Анжелина уткнулась лицом в колени… Нет, это всего лишь безумная мечта обезумевшей матери.
— Анжелина! — позвал дочь сапожник. — Суп на столе! Я слышу, как ты разговариваешь сама с собой! Что такое?
Анжелина быстро накинула на плечи шерстяную шаль и стала спускаться по лестнице. Потом прошла несколько шагов по темному холодному коридору до двери, ведущей в кухню.
На этот раз отец, увидев дочь, улыбнулся. Анжелина поспешила сесть перед дымящейся тарелкой.
— Благодарю тебя, папа, за ужин, — просто сказала Анжелина.
— А благословение? — удивился Огюстен. — С каких это пор ты благодаришь меня прежде, чем Господа Бога?
— Но ведь не Господь Бог сварил этот суп! — возразила Анжелина. — И не он обработал наш клочок земли и посадил овощи. Этим ужином я обязана тебе, папа.
— О, да ты еретичка! — проворчал Огюстен. — Если ты разуверилась, не вспоминай в моменты грусти ни Пресвятую Деву, ни Иисуса. Я не узнаю тебя, Анжелина!
Он сел за стол и, закрыв глаза и сложив руки, начал читать молитву. Анжелина вызывающе смотрела на отца. Огюстену Лубе было пятьдесят два года. У него были седые волосы, низкий лоб, нос с горбинкой. Он никогда не считался красивым, но в молодости пухлые губы и голубые глаза делали его привлекательным.
— Отец, ты закончил? Можно есть? — с иронией спросила Анжелина, давая выход раздражению.

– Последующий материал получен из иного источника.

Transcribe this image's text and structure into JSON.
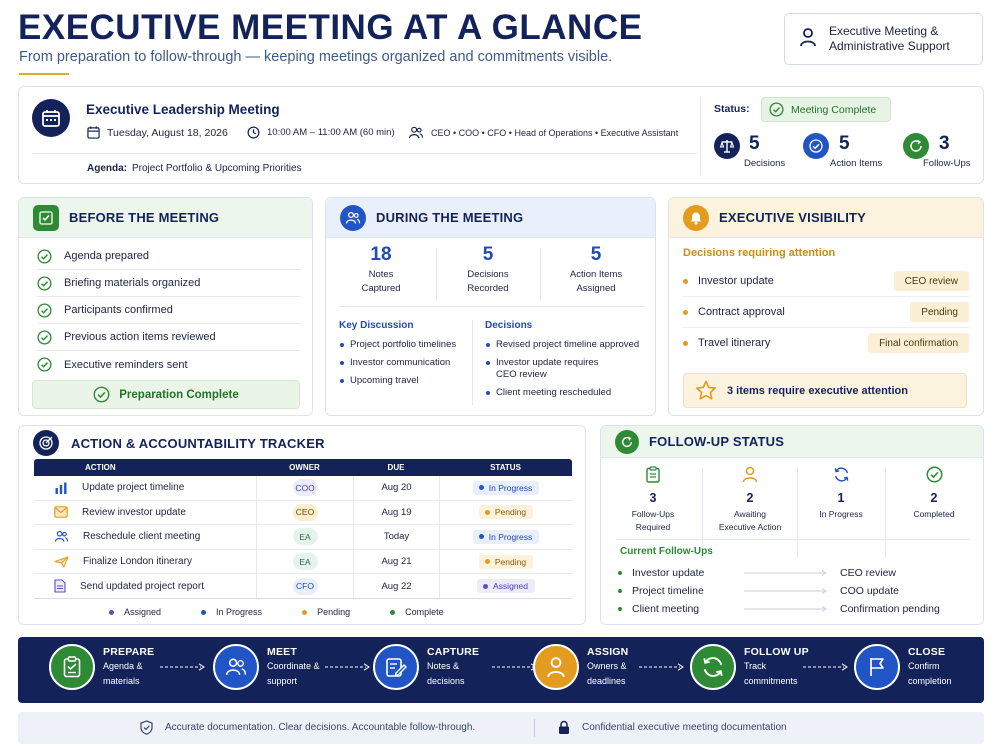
{
  "header": {
    "title": "EXECUTIVE MEETING AT A GLANCE",
    "subtitle": "From preparation to follow-through — keeping meetings organized and commitments visible.",
    "support_line1": "Executive Meeting &",
    "support_line2": "Administrative Support"
  },
  "meeting": {
    "name": "Executive Leadership Meeting",
    "date": "Tuesday, August 18, 2026",
    "time": "10:00 AM – 11:00 AM (60 min)",
    "attendees": "CEO • COO • CFO • Head of Operations • Executive Assistant",
    "agenda_label": "Agenda:",
    "agenda_value": "Project Portfolio & Upcoming Priorities",
    "status_label": "Status:",
    "status_value": "Meeting Complete",
    "stats": [
      {
        "value": "5",
        "label": "Decisions"
      },
      {
        "value": "5",
        "label": "Action Items"
      },
      {
        "value": "3",
        "label": "Follow-Ups"
      }
    ]
  },
  "before": {
    "title": "BEFORE THE MEETING",
    "items": [
      "Agenda prepared",
      "Briefing materials organized",
      "Participants confirmed",
      "Previous action items reviewed",
      "Executive reminders sent"
    ],
    "complete_label": "Preparation Complete"
  },
  "during": {
    "title": "DURING THE MEETING",
    "stats": [
      {
        "value": "18",
        "line1": "Notes",
        "line2": "Captured"
      },
      {
        "value": "5",
        "line1": "Decisions",
        "line2": "Recorded"
      },
      {
        "value": "5",
        "line1": "Action Items",
        "line2": "Assigned"
      }
    ],
    "key_title": "Key Discussion",
    "key_items": [
      "Project portfolio timelines",
      "Investor communication",
      "Upcoming travel"
    ],
    "decisions_title": "Decisions",
    "decision_items": [
      "Revised project timeline approved",
      "Investor update requires CEO review",
      "Client meeting rescheduled"
    ]
  },
  "visibility": {
    "title": "EXECUTIVE VISIBILITY",
    "subtitle": "Decisions requiring attention",
    "items": [
      {
        "label": "Investor update",
        "status": "CEO review"
      },
      {
        "label": "Contract approval",
        "status": "Pending"
      },
      {
        "label": "Travel itinerary",
        "status": "Final confirmation"
      }
    ],
    "attention_note": "3 items require executive attention"
  },
  "tracker": {
    "title": "ACTION & ACCOUNTABILITY TRACKER",
    "columns": [
      "ACTION",
      "OWNER",
      "DUE",
      "STATUS"
    ],
    "rows": [
      {
        "action": "Update project timeline",
        "icon": "bar-chart-icon",
        "owner": "COO",
        "due": "Aug 20",
        "status": "In Progress"
      },
      {
        "action": "Review investor update",
        "icon": "mail-icon",
        "owner": "CEO",
        "due": "Aug 19",
        "status": "Pending"
      },
      {
        "action": "Reschedule client meeting",
        "icon": "people-icon",
        "owner": "EA",
        "due": "Today",
        "status": "In Progress"
      },
      {
        "action": "Finalize London itinerary",
        "icon": "plane-icon",
        "owner": "EA",
        "due": "Aug 21",
        "status": "Pending"
      },
      {
        "action": "Send updated project report",
        "icon": "document-icon",
        "owner": "CFO",
        "due": "Aug 22",
        "status": "Assigned"
      }
    ],
    "legend": [
      "Assigned",
      "In Progress",
      "Pending",
      "Complete"
    ],
    "colors": {
      "assigned": "#5b4fc4",
      "in_progress": "#2154c4",
      "pending": "#e39b20",
      "complete": "#2e8a34"
    }
  },
  "followup": {
    "title": "FOLLOW-UP STATUS",
    "stats": [
      {
        "value": "3",
        "line1": "Follow-Ups",
        "line2": "Required"
      },
      {
        "value": "2",
        "line1": "Awaiting",
        "line2": "Executive Action"
      },
      {
        "value": "1",
        "line1": "In Progress",
        "line2": ""
      },
      {
        "value": "2",
        "line1": "Completed",
        "line2": ""
      }
    ],
    "current_title": "Current Follow-Ups",
    "items": [
      {
        "label": "Investor update",
        "result": "CEO review"
      },
      {
        "label": "Project timeline",
        "result": "COO update"
      },
      {
        "label": "Client meeting",
        "result": "Confirmation pending"
      }
    ]
  },
  "process": {
    "steps": [
      {
        "title": "PREPARE",
        "line1": "Agenda &",
        "line2": "materials"
      },
      {
        "title": "MEET",
        "line1": "Coordinate &",
        "line2": "support"
      },
      {
        "title": "CAPTURE",
        "line1": "Notes &",
        "line2": "decisions"
      },
      {
        "title": "ASSIGN",
        "line1": "Owners &",
        "line2": "deadlines"
      },
      {
        "title": "FOLLOW UP",
        "line1": "Track",
        "line2": "commitments"
      },
      {
        "title": "CLOSE",
        "line1": "Confirm",
        "line2": "completion"
      }
    ]
  },
  "footer": {
    "left": "Accurate documentation. Clear decisions. Accountable follow-through.",
    "right": "Confidential executive meeting documentation"
  }
}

— После той злой шутки, что ты сыграла со мной, могла бы вести себя более скромно! — рассердился отец. — Какая муха тебя укусила?

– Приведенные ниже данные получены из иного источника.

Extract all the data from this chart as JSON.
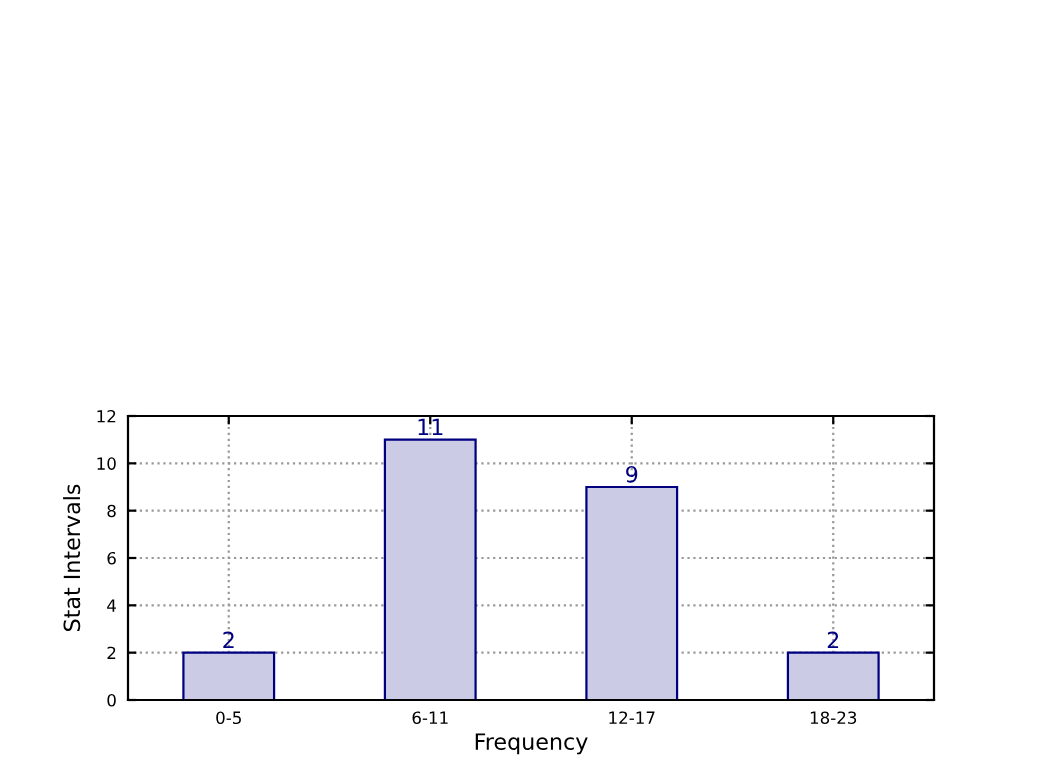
{
  "chart_data": {
    "type": "bar",
    "xlabel": "Frequency",
    "ylabel": "Stat Intervals",
    "categories": [
      "0-5",
      "6-11",
      "12-17",
      "18-23"
    ],
    "values": [
      2,
      11,
      9,
      2
    ],
    "color": "#cbcbe5",
    "ylim": [
      0,
      12
    ],
    "yticks": [
      0,
      2,
      4,
      6,
      8,
      10,
      12
    ],
    "grid": true,
    "data_labels": true
  }
}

— Не муха, а овчарка, — наконец решилась Анжелина. — Она в конюшне вместе с ослицей. Собака шла за мной от самого Бьера. Я не смогла от нее отделаться. К тому же ее присутствие придавало мне уверенности. Не сомневаюсь, что она бросилась бы на помощь, повстречай я злых людей. Отец, я хочу ее оставить.
Сапожник с недоумением смотрел на дочь. Минутой позже он стукнул кулаком по столу.
— Собака, овчарка! — закричал Огюстен. — Да ты лишилась разума, дочь моя! Чем ты собираешься ее кормить?
— Я все решила. Она будет есть хлебные корки и кусочки сыра. Я попрошу мадемуазель Жерсанду отдавать нам остатки еды. Она не откажет мне.
Анжелина пристально смотрела на отца. Он выдержал ее взгляд, качая головой. В глубине души он всегда восхищался удивительной красотой своей дочери. Сейчас она казалась какой-то другой, такой хрупкой в ореоле своих роскошных рыжеватых волос. Лиловые глаза казались более светлыми, а веки — темными.
— Нет, завтра утром ты прогонишь собаку! — решительно сказал Огюстен. — Я терплю присутствие кошки, которую ты приютила, только потому, что она избавила нас от мышей, но собака… Она нам не нужна.
— В любом случае она не уйдет, — пожала плечами Анжелина. — Я могу прогнать ее со двора, но она уляжется на улице. Она уже выбрала меня.
— Боже мой! Сколько глупостей мне пришлось выслушать сегодня вечером! Хорошо, после ужина покажешь свою собаку.
На губах Анжелины заиграла победная улыбка. Отец всегда уступал ей! У Огюстена Лубе, человека несдержанного и неукоснительно соблюдающего правила приличия, была одна слабость: его единственная дочь. Он лелеял ее, ведь сыновья умерли в младенческом возрасте, а жену он потерял прошлой осенью.